Este movimento altera a dinâmica da disputa. O crescimento de Cury no primeiro turno tende a impactar diretamente a candidatura de Flávio Bolsonaro, uma vez que ambos disputam o eleitor que busca uma alternativa à polarização política atual. A dúvida que paira sobre o cenário eleitoral é para onde esse eleitorado migraria em um eventual segundo turno.

Para onde vai o voto do eleitor de Cury

Dados da AtlasIntel oferecem um raio-X das preferências dos apoiadores de Cury. Entre os entrevistados, 23% apontam Flávio Bolsonaro como segunda opção de voto, enquanto uma parcela idêntica, de 23%, afirma que prefere votar em branco ou nulo caso o candidato do Avante não esteja na disputa.

Os demais votos se distribuem entre outros nomes do cenário nacional: Lula aparece com 15%, seguido por Pablo Marçal (13%), Renan Santos (11%), Ronaldo Caiado (8%) e Romeu Zema (4%). A dispersão desses votos sugere que o eleitorado de Cury não é um bloco monolítico, mas sim um grupo heterogêneo.

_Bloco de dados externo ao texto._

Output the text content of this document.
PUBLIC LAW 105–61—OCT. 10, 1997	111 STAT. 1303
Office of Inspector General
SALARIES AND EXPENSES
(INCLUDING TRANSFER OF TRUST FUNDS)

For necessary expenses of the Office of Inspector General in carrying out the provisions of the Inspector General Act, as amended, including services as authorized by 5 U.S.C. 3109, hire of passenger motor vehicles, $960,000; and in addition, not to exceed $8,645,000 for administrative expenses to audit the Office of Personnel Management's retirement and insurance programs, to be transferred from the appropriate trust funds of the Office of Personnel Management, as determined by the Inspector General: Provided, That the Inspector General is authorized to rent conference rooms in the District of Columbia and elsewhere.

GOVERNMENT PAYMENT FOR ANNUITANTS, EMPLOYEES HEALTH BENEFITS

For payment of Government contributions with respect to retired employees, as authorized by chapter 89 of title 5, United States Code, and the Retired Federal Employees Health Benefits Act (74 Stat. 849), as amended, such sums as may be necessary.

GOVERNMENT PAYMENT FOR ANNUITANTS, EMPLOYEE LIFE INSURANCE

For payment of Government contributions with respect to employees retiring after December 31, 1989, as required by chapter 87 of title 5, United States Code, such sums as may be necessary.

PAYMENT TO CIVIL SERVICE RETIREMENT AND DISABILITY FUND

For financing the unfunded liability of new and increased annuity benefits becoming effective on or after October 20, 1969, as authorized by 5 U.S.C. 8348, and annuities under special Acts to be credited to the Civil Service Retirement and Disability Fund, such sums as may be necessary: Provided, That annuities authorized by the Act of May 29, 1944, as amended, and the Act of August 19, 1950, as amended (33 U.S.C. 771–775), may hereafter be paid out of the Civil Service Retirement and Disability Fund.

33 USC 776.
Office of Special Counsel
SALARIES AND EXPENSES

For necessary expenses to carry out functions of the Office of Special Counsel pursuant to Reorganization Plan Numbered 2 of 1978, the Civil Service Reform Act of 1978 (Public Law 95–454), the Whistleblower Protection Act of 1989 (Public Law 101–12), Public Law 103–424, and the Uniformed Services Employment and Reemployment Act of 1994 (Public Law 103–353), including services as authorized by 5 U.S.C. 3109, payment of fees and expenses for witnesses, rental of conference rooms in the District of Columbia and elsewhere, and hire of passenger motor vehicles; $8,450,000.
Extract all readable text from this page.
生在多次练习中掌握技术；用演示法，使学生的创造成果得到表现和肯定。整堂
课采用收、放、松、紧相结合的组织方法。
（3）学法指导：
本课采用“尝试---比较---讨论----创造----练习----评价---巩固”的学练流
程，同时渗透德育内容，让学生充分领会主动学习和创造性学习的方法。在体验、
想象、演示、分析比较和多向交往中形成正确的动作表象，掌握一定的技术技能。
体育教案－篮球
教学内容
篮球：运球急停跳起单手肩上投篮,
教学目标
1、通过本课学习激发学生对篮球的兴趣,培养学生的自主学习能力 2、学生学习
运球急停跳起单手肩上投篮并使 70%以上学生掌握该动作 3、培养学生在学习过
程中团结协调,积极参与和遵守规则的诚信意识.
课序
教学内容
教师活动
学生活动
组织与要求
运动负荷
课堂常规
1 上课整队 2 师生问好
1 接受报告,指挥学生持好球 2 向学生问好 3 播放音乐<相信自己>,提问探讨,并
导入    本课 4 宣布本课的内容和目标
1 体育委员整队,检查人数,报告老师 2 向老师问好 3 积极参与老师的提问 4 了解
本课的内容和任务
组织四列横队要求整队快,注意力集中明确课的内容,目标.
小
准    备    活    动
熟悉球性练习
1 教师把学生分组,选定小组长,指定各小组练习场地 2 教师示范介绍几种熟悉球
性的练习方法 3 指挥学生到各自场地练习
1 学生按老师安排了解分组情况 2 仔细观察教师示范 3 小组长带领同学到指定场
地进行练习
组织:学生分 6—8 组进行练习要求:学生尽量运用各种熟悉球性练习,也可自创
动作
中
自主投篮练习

O papel de fiel da balança em 2026

A análise dos números indica que, embora Flávio Bolsonaro seja a principal segunda opção para os eleitores de Cury, ele está longe de concentrar esse apoio. O fato de 51% dos eleitores de Cury se distribuírem entre Lula e outros cinco candidatos demonstra a fragilidade de qualquer tentativa de captura automática desses votos.

No entanto, em uma comparação direta de transferência de votos para o segundo turno, o estoque de Cury parece ligeiramente mais favorável a Flávio Bolsonaro do que a Lula. Essa configuração coloca Augusto Cury em uma posição estratégica, capaz de atuar como um kingmaker: ele pode dificultar o desempenho de Flávio no primeiro turno e, simultaneamente, deter um eleitorado que, em uma segunda rodada, tende a migrar com maior frequência para o campo do senador.

Perguntas frequentes

Qual o desempenho de Augusto Cury nas pesquisas recentes?

Cury atingiu 11% na pesquisa BTG/Nexus e 7,8% no levantamento da AtlasIntel/Bloomberg, consolidando-se como um nome relevante na disputa.

Quem é a segunda opção de voto dos eleitores de Cury?

Segundo a AtlasIntel, 23% dos seus apoiadores preferem Flávio Bolsonaro como segunda opção, enquanto 23% optariam por votar em branco ou nulo.

Como o crescimento de Cury afeta a polarização?

O avanço de Cury tende a prejudicar Flávio Bolsonaro no primeiro turno por disputar o mesmo perfil de eleitor, embora o destino desses votos no segundo turno seja incerto e disperso.